Flash memory is a non-volatile computer memory that can be electrically erased and reprogrammed. It is a technology that is primarily used in memory cards and USB flash drives for general storage and transfer of data between computers and other digital products. It is a specific type of EEPROM (Electrically Erasable Programmable Read-Only Memory) that is erased and programmed in large blocks; in early flash the entire chip had to be erased at once. Flash memory costs far less than byte-programmable EEPROM and therefore has become the dominant technology wherever a significant amount of non-volatile, solid state storage is needed. Example applications include PDAs (personal digital assistants), laptop computers, digital audio players, digital cameras and mobile phones. It has also gained popularity in the game console market, where it is often used instead of EEPROMs or battery-powered SRAM for game save data.
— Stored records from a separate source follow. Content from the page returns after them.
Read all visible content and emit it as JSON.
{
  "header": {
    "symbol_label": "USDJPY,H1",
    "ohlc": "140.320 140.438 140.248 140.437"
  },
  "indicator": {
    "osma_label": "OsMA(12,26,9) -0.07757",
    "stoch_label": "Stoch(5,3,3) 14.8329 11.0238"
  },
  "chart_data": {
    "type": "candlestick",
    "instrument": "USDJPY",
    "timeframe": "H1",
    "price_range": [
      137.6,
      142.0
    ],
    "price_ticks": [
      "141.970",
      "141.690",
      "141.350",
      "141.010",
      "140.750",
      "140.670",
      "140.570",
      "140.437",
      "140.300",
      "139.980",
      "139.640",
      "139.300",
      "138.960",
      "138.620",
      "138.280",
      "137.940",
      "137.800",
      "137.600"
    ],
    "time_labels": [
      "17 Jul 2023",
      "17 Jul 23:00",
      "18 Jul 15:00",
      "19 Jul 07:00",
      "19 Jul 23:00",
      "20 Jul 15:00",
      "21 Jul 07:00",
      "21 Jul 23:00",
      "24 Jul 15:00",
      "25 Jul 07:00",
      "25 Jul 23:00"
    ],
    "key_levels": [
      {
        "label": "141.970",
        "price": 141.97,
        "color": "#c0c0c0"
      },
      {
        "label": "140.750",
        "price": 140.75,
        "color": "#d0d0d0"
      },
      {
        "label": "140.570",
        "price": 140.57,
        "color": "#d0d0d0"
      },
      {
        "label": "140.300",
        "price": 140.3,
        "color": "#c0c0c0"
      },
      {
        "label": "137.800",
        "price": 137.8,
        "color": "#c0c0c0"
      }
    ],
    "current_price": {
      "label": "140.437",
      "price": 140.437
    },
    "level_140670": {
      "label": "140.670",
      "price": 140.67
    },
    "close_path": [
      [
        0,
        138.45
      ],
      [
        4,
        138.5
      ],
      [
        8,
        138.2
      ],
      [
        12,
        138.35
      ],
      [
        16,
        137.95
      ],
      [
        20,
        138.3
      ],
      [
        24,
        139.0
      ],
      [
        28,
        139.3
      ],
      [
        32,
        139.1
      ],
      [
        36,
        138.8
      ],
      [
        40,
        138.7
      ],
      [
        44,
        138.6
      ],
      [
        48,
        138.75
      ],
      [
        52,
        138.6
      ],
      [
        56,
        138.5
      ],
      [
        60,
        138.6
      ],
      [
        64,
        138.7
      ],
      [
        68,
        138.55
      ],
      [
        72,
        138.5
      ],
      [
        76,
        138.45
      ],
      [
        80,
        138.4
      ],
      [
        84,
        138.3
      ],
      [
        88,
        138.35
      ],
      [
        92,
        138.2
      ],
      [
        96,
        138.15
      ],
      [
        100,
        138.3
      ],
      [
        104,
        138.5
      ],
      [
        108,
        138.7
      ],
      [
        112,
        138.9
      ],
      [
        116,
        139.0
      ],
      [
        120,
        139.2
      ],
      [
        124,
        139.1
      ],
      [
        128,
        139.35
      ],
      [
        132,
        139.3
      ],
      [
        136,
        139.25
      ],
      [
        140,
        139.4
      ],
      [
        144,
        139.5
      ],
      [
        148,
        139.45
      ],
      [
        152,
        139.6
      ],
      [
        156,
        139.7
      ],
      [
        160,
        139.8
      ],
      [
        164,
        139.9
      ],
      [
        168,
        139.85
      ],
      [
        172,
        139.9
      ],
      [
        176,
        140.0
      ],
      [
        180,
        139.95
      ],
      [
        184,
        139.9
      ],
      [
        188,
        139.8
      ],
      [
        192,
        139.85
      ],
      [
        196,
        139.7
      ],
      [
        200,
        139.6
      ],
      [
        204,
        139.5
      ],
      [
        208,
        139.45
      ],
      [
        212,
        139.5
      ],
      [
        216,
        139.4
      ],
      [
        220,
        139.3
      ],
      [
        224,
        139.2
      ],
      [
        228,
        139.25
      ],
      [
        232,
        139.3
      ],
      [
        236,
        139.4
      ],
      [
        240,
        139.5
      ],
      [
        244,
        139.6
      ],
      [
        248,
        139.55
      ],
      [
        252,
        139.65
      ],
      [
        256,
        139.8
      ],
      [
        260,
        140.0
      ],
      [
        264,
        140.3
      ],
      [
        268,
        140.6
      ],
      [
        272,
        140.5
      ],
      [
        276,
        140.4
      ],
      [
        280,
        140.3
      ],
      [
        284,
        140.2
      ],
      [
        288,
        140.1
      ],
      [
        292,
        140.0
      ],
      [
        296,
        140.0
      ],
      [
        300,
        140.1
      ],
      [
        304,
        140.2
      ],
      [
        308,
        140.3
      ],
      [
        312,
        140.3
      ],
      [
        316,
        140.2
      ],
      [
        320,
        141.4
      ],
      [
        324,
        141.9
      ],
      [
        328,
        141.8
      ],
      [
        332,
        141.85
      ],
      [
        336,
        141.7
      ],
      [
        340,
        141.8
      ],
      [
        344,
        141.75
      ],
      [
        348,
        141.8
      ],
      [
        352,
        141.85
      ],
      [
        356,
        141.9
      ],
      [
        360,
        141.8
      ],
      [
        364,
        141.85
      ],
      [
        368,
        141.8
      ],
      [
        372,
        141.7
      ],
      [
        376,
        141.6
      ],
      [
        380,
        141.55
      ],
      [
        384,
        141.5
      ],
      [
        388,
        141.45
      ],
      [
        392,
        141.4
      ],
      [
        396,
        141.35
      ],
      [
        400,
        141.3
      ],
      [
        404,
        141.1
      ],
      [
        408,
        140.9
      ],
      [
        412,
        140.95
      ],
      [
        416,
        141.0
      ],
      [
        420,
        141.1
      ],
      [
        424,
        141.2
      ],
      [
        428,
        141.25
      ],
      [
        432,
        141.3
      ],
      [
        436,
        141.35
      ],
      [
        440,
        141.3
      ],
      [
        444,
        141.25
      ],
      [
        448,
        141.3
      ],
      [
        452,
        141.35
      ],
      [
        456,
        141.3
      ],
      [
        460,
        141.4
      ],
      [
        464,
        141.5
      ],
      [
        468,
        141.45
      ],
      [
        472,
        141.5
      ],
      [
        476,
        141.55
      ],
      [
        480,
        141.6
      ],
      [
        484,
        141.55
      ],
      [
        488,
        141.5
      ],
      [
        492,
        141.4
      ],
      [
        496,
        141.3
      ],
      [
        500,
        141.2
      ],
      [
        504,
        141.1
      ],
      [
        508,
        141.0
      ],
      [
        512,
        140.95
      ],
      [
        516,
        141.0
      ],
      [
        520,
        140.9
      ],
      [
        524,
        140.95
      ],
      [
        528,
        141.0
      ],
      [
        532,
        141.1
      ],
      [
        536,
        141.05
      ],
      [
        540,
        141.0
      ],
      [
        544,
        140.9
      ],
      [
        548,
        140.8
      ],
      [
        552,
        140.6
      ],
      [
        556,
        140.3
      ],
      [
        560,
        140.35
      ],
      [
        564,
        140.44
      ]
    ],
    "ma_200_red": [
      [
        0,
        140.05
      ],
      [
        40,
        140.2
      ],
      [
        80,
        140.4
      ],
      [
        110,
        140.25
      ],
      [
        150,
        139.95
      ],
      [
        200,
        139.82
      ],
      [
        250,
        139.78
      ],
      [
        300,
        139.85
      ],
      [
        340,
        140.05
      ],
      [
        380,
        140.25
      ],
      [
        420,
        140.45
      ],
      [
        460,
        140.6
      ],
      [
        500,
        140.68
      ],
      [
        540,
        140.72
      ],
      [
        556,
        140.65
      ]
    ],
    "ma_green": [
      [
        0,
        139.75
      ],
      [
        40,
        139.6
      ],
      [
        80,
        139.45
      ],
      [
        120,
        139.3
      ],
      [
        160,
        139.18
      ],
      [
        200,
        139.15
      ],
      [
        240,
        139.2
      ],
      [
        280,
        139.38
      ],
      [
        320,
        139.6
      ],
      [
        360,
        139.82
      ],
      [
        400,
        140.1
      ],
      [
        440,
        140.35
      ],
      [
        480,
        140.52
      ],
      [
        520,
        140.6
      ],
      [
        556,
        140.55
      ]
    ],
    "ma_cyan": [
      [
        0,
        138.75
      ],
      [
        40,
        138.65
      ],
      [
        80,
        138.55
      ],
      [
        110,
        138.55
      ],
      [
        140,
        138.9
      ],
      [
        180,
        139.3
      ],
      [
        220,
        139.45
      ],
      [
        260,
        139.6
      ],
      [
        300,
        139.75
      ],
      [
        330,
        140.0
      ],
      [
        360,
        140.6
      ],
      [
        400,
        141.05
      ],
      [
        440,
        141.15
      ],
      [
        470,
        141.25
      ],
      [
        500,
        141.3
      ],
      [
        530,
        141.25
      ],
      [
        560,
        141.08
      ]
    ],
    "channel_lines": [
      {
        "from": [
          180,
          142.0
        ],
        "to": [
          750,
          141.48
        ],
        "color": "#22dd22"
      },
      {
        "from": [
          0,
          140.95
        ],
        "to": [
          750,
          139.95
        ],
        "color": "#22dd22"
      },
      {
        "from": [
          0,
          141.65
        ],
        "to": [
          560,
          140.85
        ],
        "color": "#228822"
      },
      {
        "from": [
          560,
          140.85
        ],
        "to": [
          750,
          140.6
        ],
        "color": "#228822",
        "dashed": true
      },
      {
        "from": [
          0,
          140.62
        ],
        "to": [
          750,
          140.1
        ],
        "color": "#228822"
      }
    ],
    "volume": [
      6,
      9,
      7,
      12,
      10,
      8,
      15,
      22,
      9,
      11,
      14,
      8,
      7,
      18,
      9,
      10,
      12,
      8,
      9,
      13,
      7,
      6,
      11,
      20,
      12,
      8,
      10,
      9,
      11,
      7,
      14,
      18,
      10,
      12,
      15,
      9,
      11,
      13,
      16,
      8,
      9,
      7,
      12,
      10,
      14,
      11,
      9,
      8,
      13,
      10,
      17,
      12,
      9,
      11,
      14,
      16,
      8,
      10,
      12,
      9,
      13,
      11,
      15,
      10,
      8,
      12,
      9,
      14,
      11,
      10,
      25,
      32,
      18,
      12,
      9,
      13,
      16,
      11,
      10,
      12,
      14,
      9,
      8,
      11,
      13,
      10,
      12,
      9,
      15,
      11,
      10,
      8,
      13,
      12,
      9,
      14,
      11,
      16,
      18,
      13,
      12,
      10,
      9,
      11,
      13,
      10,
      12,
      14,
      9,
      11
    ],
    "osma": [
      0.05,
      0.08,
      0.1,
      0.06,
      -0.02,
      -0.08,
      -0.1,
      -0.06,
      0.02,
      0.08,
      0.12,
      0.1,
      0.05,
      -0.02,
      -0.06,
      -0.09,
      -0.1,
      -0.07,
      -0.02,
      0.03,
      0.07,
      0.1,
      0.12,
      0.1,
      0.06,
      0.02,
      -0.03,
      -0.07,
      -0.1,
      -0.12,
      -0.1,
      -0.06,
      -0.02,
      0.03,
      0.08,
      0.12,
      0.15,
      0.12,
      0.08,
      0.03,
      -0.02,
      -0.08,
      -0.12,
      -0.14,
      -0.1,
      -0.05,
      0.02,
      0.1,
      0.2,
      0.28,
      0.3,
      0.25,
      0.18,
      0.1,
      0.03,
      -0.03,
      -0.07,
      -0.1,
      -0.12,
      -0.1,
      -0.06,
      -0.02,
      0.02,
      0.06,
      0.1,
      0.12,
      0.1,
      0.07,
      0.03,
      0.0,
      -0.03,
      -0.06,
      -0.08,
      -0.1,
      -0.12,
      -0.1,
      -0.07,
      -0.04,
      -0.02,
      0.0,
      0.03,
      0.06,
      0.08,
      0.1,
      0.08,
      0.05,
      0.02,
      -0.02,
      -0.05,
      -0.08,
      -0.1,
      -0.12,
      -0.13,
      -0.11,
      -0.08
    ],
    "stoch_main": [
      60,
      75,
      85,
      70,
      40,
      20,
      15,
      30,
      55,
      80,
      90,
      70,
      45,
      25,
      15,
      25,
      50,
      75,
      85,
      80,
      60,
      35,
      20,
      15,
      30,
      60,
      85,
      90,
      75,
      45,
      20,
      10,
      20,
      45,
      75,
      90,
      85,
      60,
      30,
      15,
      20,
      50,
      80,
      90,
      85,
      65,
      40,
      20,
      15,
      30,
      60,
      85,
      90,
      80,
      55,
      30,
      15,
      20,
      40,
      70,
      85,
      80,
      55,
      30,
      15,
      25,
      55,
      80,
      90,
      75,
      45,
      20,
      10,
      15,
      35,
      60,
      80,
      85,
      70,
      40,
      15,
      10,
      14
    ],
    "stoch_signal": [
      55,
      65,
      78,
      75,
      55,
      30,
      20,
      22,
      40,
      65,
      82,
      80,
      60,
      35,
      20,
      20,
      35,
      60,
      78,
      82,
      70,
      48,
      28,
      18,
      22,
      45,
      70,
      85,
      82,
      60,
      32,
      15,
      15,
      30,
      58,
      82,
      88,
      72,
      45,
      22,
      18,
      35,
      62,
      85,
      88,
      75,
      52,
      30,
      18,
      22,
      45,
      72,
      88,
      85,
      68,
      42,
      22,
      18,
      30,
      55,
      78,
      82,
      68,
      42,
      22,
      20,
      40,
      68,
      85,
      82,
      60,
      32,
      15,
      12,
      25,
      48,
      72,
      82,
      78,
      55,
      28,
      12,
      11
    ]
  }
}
Since flash memory is non-volatile, no power is needed to maintain the information stored in the chip. In addition, flash memory offers fast read access times (although not as fast as volatile DRAM memory used for main memory in PCs) and better kinetic shock resistance than hard disks. These characteristics explain the popularity of flash memory in portable devices. Another feature of flash memory is that when packaged in a "memory card," it is enormously durable, being able to withstand intense pressure, extremes of temperature, and even immersion in water.

Although technically a type of EEPROM, the term "EEPROM" is generally used to refer specifically to non-flash EEPROM which is erasable in small blocks, typically bytes. Because erase cycles are slow, the large block sizes used in flash memory erasing give it a significant speed advantage over old-style EEPROM when writing large amounts of data.